失败的spark提交与成功的来自ec2外部的spark提交之间唯一显著的配置差异是后者 bootstrap.servers
必须指向代理的外部dns名称。但是,内部应用程序启动失败,无论是指向代理的外部名称还是内部名称,一个代理还是多个代理。
以下是broker 3中的kafka server.log,上面标识为组协调器:
[2020-10-08 21:09:33,128] INFO [GroupCoordinator 3]: Dynamic Member with unknown member id joins group mygroup in Empty state. Created a new member id consumer-2-cd4f7a30-d897-4902-81e7-4211b6a1e233 for this member and add to the group. (kafka.coordinator.group.GroupCoordinator)
[2020-10-08 21:09:33,128] INFO [GroupCoordinator 3]: Preparing to rebalance group mygroup in state PreparingRebalance with old generation 0 (__consumer_offsets-25) (reason: Adding new member consumer-2-cd4f7a30-d897-4902-81e7-4211b6a1e233 with group instance id None) (kafka.coordinator.group.GroupCoordinator)
[2020-10-08 21:09:33,136] INFO [GroupCoordinator 3]: Dynamic Member with unknown member id joins group mygroup in PreparingRebalance state. Created a new member id consumer-1-63909784-c821-4903-a08a-98a250d49b19 for this member and add to the group. (kafka.coordinator.group.GroupCoordinator)
[2020-10-08 21:09:39,128] INFO [GroupCoordinator 3]: Stabilized group mygroup generation 1 (__consumer_offsets-25) (kafka.coordinator.group.GroupCoordinator)
[2020-10-08 21:09:39,146] INFO [GroupCoordinator 3]: Assignment received from leader for group mygroup for generation 1 (kafka.coordinator.group.GroupCoordinator)
[2020-10-08 21:09:39,222] INFO [GroupCoordinator 3]: Dynamic Member with unknown member id joins group mygroup in Stable state. Created a new member id consumer-3-3a91c573-a90b-4b5c-9707-af285bf9bbac for this member and add to the group. (kafka.coordinator.group.GroupCoordinator)

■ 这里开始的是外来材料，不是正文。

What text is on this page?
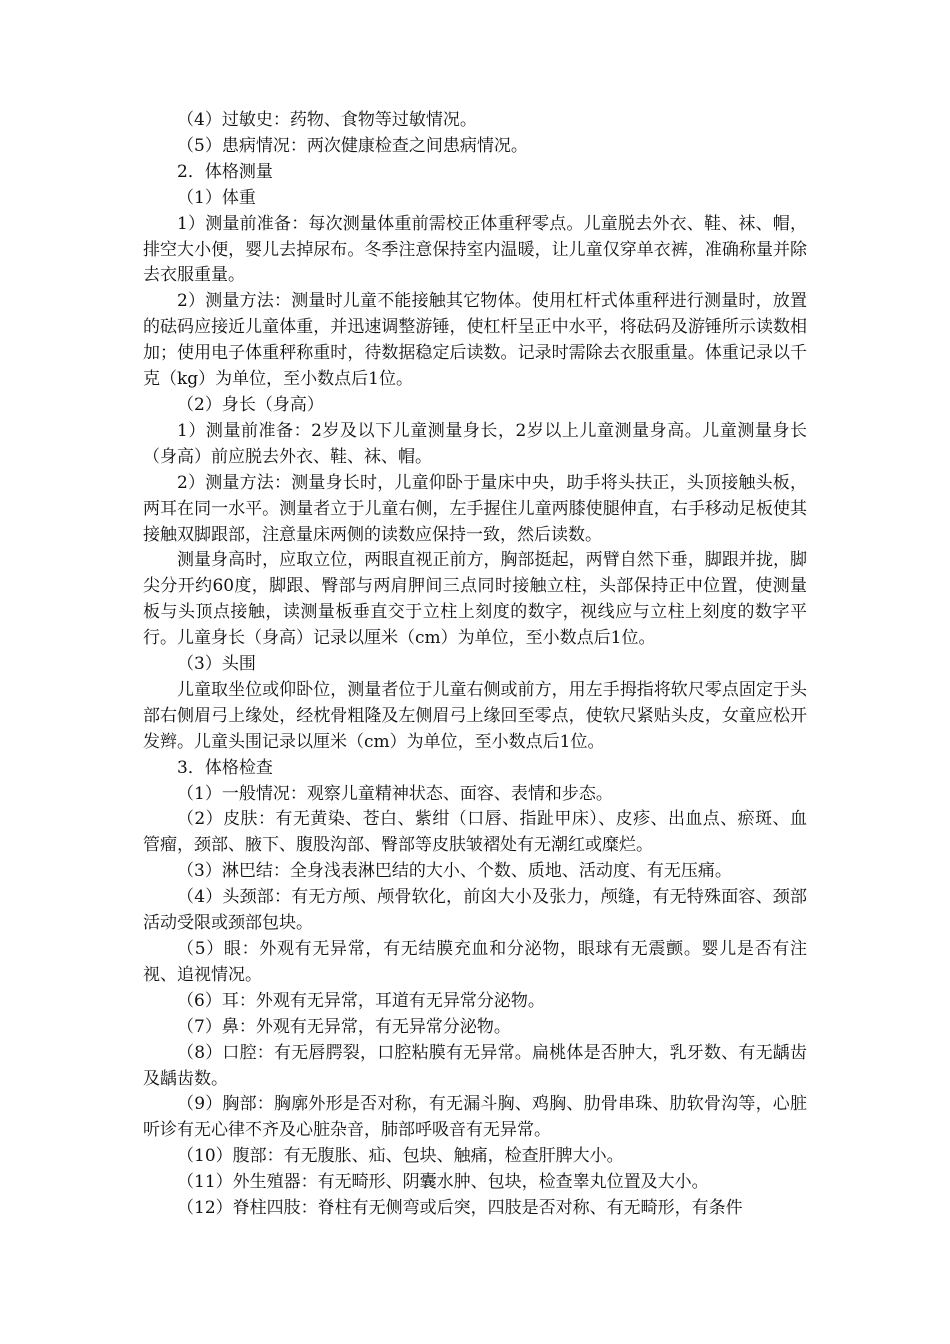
（4）过敏史：药物、食物等过敏情况。

（5）患病情况：两次健康检查之间患病情况。

2．体格测量

（1）体重

1）测量前准备：每次测量体重前需校正体重秤零点。儿童脱去外衣、鞋、袜、帽，排空大小便，婴儿去掉尿布。冬季注意保持室内温暖，让儿童仅穿单衣裤，准确称量并除去衣服重量。

2）测量方法：测量时儿童不能接触其它物体。使用杠杆式体重秤进行测量时，放置的砝码应接近儿童体重，并迅速调整游锤，使杠杆呈正中水平，将砝码及游锤所示读数相加；使用电子体重秤称重时，待数据稳定后读数。记录时需除去衣服重量。体重记录以千克（kg）为单位，至小数点后1位。

（2）身长（身高）

1）测量前准备：2岁及以下儿童测量身长，2岁以上儿童测量身高。儿童测量身长（身高）前应脱去外衣、鞋、袜、帽。

2）测量方法：测量身长时，儿童仰卧于量床中央，助手将头扶正，头顶接触头板，两耳在同一水平。测量者立于儿童右侧，左手握住儿童两膝使腿伸直，右手移动足板使其接触双脚跟部，注意量床两侧的读数应保持一致，然后读数。

测量身高时，应取立位，两眼直视正前方，胸部挺起，两臂自然下垂，脚跟并拢，脚尖分开约60度，脚跟、臀部与两肩胛间三点同时接触立柱，头部保持正中位置，使测量板与头顶点接触，读测量板垂直交于立柱上刻度的数字，视线应与立柱上刻度的数字平行。儿童身长（身高）记录以厘米（cm）为单位，至小数点后1位。

（3）头围

儿童取坐位或仰卧位，测量者位于儿童右侧或前方，用左手拇指将软尺零点固定于头部右侧眉弓上缘处，经枕骨粗隆及左侧眉弓上缘回至零点，使软尺紧贴头皮，女童应松开发辫。儿童头围记录以厘米（cm）为单位，至小数点后1位。

3．体格检查

（1）一般情况：观察儿童精神状态、面容、表情和步态。

（2）皮肤：有无黄染、苍白、紫绀（口唇、指趾甲床）、皮疹、出血点、瘀斑、血管瘤，颈部、腋下、腹股沟部、臀部等皮肤皱褶处有无潮红或糜烂。

（3）淋巴结：全身浅表淋巴结的大小、个数、质地、活动度、有无压痛。

（4）头颈部：有无方颅、颅骨软化，前囟大小及张力，颅缝，有无特殊面容、颈部活动受限或颈部包块。

（5）眼：外观有无异常，有无结膜充血和分泌物，眼球有无震颤。婴儿是否有注视、追视情况。

（6）耳：外观有无异常，耳道有无异常分泌物。

（7）鼻：外观有无异常，有无异常分泌物。

（8）口腔：有无唇腭裂，口腔粘膜有无异常。扁桃体是否肿大，乳牙数、有无龋齿及龋齿数。

（9）胸部：胸廓外形是否对称，有无漏斗胸、鸡胸、肋骨串珠、肋软骨沟等，心脏听诊有无心律不齐及心脏杂音，肺部呼吸音有无异常。

（10）腹部：有无腹胀、疝、包块、触痛，检查肝脾大小。

（11）外生殖器：有无畸形、阴囊水肿、包块，检查睾丸位置及大小。

（12）脊柱四肢：脊柱有无侧弯或后突，四肢是否对称、有无畸形，有条件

[2020-10-08 21:09:39,222] INFO [GroupCoordinator 3]: Preparing to rebalance group mygroup in state PreparingRebalance with old generation 1 (__consumer_offsets-25) (reason: Adding new member consumer-3-3a91c573-a90b-4b5c-9707-af285bf9bbac with group instance id None) (kafka.coordinator.group.GroupCoordinator)
... (more unknown member ids joining the group in PreparingRebalance)

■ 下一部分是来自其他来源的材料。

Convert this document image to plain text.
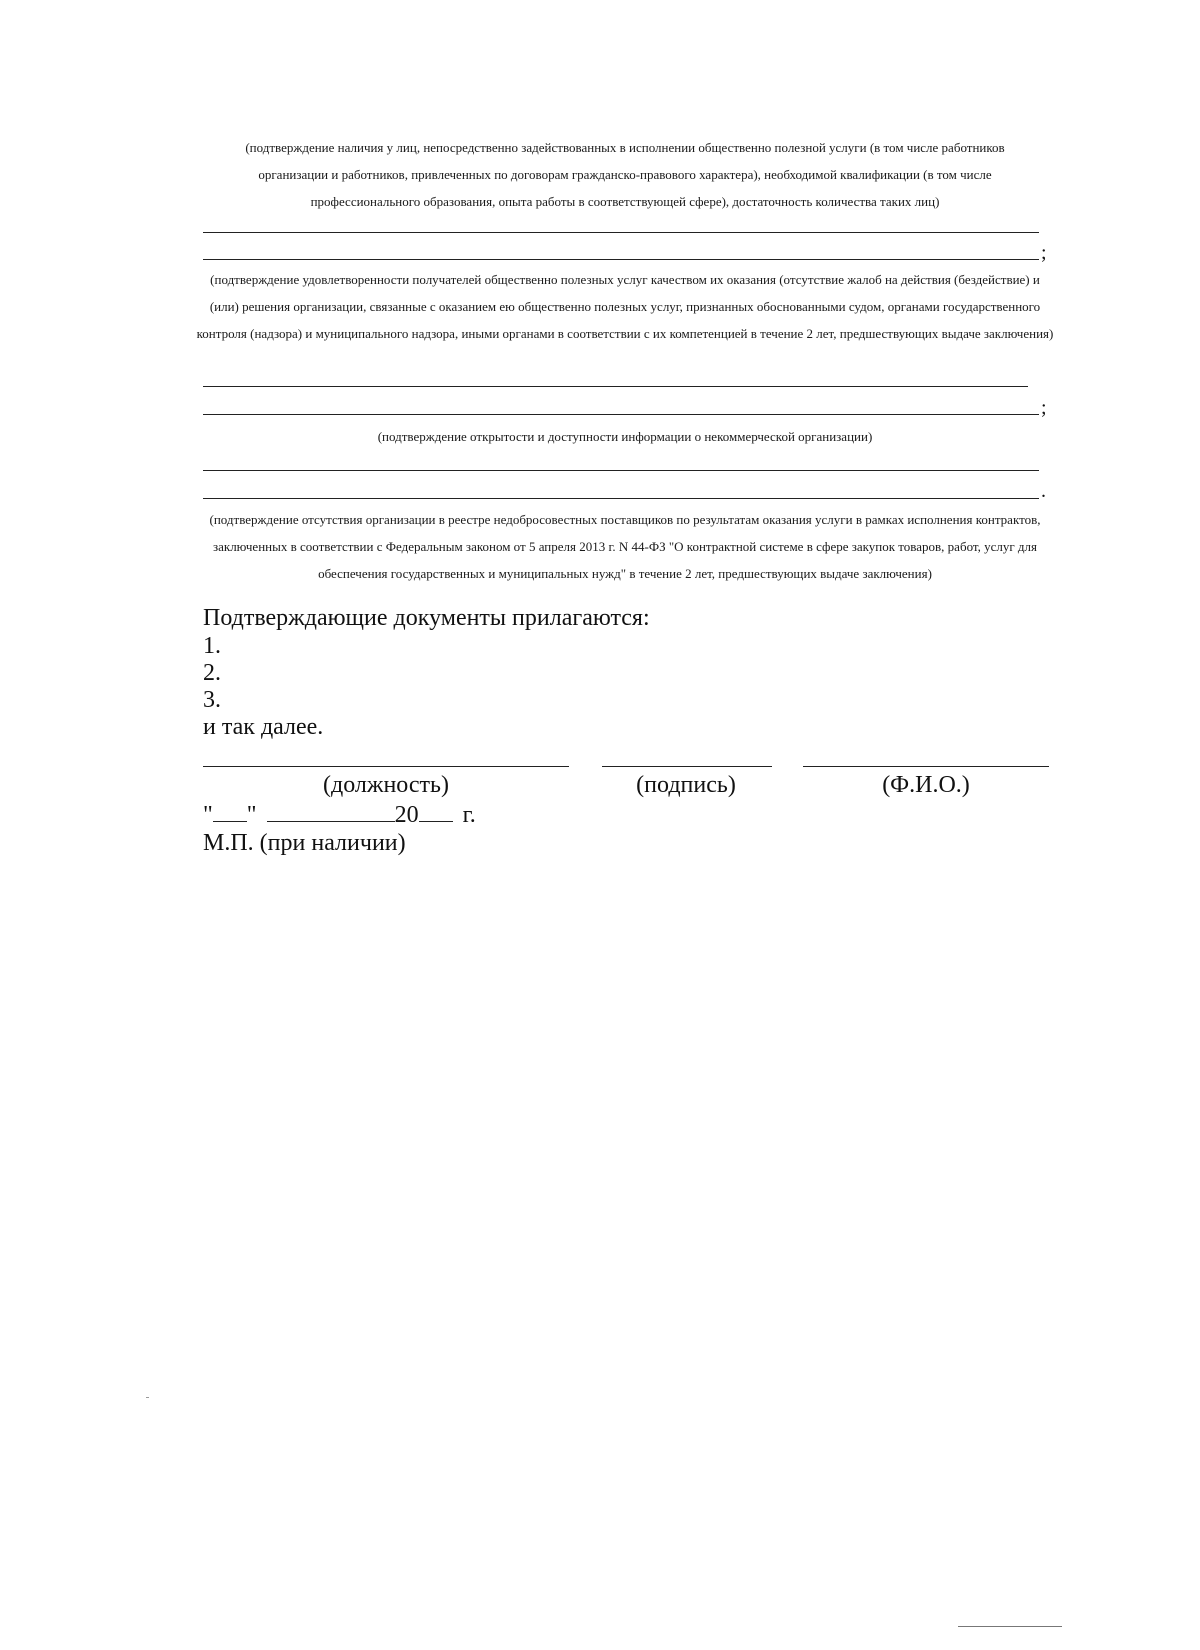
(подтверждение наличия у лиц, непосредственно задействованных в исполнении общественно полезной услуги (в том числе работников организации и работников, привлеченных по договорам гражданско-правового характера), необходимой квалификации (в том числе профессионального образования, опыта работы в соответствующей сфере), достаточность количества таких лиц)
;
(подтверждение удовлетворенности получателей общественно полезных услуг качеством их оказания (отсутствие жалоб на действия (бездействие) и (или) решения организации, связанные с оказанием ею общественно полезных услуг, признанных обоснованными судом, органами государственного контроля (надзора) и муниципального надзора, иными органами в соответствии с их компетенцией в течение 2 лет, предшествующих выдаче заключения)
;
(подтверждение открытости и доступности информации о некоммерческой организации)
.
(подтверждение отсутствия организации в реестре недобросовестных поставщиков по результатам оказания услуги в рамках исполнения контрактов, заключенных в соответствии с Федеральным законом от 5 апреля 2013 г. N 44-ФЗ "О контрактной системе в сфере закупок товаров, работ, услуг для обеспечения государственных и муниципальных нужд" в течение 2 лет, предшествующих выдаче заключения)
Подтверждающие документы прилагаются:
1.
2.
3.
и так далее.
(должность)	(подпись)	(Ф.И.О.)
" "	20 г.
М.П. (при наличии)
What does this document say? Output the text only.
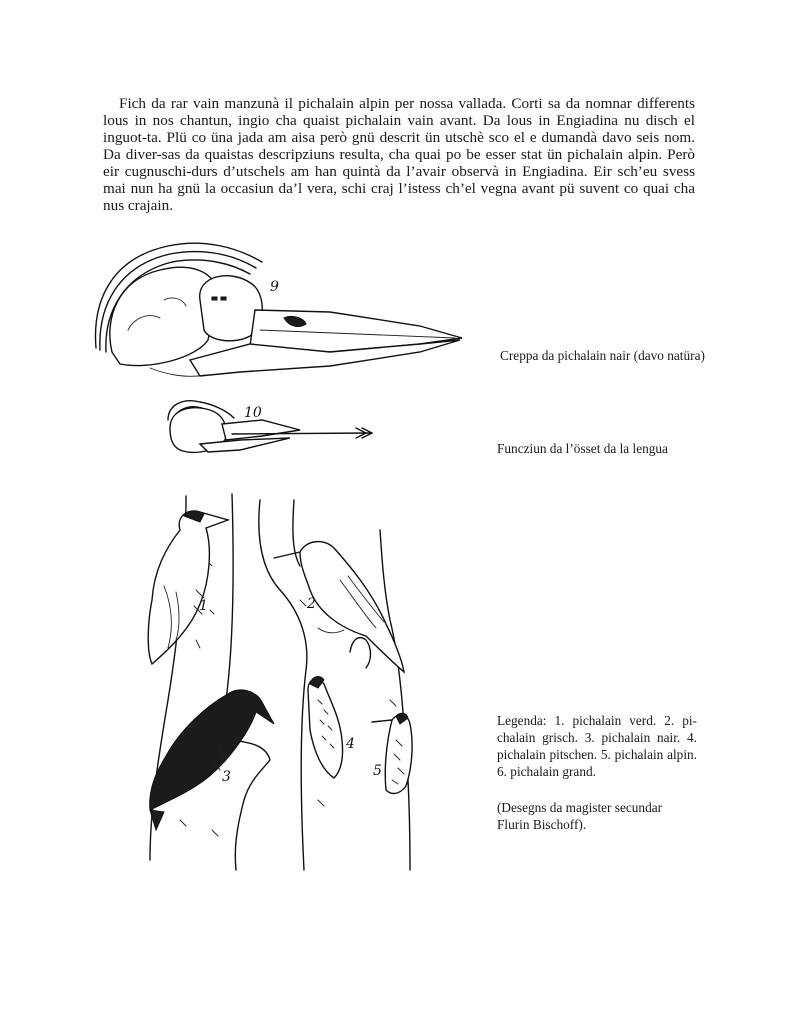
Fich da rar vain manzunà il pichalain alpin per nossa vallada. Corti sa da nomnar differents lous in nos chantun, ingio cha quaist pichalain vain avant. Da lous in Engiadina nu disch el inguot-ta. Plü co üna jada am aisa però gnü descrit ün utschè sco el e dumandà davo seis nom. Da diver-sas da quaistas descripziuns resulta, cha quai po be esser stat ün pichalain alpin. Però eir cugnuschi-durs d’utschels am han quintà da l’avair observà in Engiadina. Eir sch’eu svess mai nun ha gnü la occasiun da’l vera, schi craj l’istess ch’el vegna avant pü suvent co quai cha nus crajain.

9
10
1	2
3
4
5
Creppa da pichalain nair (davo natüra)
Funcziun da l’össet da la lengua
Legenda: 1. pichalain verd. 2. pi-chalain grisch. 3. pichalain nair. 4. pichalain pitschen. 5. pichalain alpin. 6. pichalain grand.
(Desegns da magister secundar Flurin Bischoff).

[2020-10-08 21:14:37,756] INFO [GroupCoordinator 3]: Member consumer-2-cd4f7a30-d897-4902-81e7-4211b6a1e233 in group mygroup has failed, removing it from the group (kafka.coordinator.group.GroupCoordinator)
[2020-10-08 21:14:37,757] INFO [GroupCoordinator 3]: Member consumer-1-63909784-c821-4903-a08a-98a250d49b19 in group mygroup has failed, removing it from the group (kafka.coordinator.group.GroupCoordinator)

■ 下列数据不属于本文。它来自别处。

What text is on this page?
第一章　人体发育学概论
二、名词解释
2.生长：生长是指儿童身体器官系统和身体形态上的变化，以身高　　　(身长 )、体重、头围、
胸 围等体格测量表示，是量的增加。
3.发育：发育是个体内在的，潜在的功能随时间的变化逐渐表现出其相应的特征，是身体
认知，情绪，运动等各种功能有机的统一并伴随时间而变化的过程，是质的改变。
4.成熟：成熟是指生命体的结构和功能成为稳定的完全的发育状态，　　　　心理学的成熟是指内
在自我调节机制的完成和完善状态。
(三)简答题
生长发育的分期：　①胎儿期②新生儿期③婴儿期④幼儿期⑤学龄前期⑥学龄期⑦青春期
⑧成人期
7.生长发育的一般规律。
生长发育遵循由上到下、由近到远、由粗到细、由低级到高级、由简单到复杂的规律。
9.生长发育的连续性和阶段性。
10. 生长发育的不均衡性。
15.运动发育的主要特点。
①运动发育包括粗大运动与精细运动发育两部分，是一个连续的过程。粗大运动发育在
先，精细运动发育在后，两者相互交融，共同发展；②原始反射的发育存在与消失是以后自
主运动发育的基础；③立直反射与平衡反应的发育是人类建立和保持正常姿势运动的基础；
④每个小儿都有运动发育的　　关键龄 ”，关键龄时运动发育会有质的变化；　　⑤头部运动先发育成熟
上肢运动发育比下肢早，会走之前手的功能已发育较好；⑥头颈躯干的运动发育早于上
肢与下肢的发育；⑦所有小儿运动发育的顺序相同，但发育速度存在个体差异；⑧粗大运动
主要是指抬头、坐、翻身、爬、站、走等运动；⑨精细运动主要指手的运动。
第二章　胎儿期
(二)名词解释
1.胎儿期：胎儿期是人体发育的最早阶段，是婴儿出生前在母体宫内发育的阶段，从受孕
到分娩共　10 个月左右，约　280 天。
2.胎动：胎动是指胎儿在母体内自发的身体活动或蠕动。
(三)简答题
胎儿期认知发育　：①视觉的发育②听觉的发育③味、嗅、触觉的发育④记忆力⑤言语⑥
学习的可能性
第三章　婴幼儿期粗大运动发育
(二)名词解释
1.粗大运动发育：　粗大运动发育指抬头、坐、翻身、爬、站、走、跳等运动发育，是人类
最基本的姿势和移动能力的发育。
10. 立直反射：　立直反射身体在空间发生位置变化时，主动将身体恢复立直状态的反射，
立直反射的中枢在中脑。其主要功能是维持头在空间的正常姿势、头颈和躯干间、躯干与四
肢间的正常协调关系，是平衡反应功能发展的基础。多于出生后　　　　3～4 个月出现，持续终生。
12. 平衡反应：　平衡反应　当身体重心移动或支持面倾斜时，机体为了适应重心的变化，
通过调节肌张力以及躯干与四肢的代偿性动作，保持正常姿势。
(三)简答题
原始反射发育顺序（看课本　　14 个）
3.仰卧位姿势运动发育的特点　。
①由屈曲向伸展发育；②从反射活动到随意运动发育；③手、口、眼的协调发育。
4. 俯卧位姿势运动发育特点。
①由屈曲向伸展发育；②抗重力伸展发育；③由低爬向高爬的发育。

[2020-10-08 21:14:37,757] INFO [GroupCoordinator 3]: Stabilized group mygroup generation 2 (__consumer_offsets-25) (kafka.coordinator.group.GroupCoordinator)
[2020-10-08 21:14:39,625] INFO [GroupMetadataManager brokerId=3] Removed 0 expired offsets in 0 milliseconds. (kafka.coordinator.group.GroupMetadataManager)
[2020-10-08 21:14:47,758] INFO [GroupCoordinator 3]: Member consumer-3-057c4229-7183-4733-b973-9f758b9a69d0 in group mygroup has failed, removing it from the group (kafka.coordinator.group.GroupCoordinator)
[2020-10-08 21:14:47,758] INFO [GroupCoordinator 3]: Preparing to rebalance group mygroup in state PreparingRebalance with old generation 2 (__consumer_offsets-25) (reason: removing member consumer-3-057c4229-7183-4733-b973-9f758b9a69d0 on heartbeat expiration) (kafka.coordinator.group.GroupCoordinator)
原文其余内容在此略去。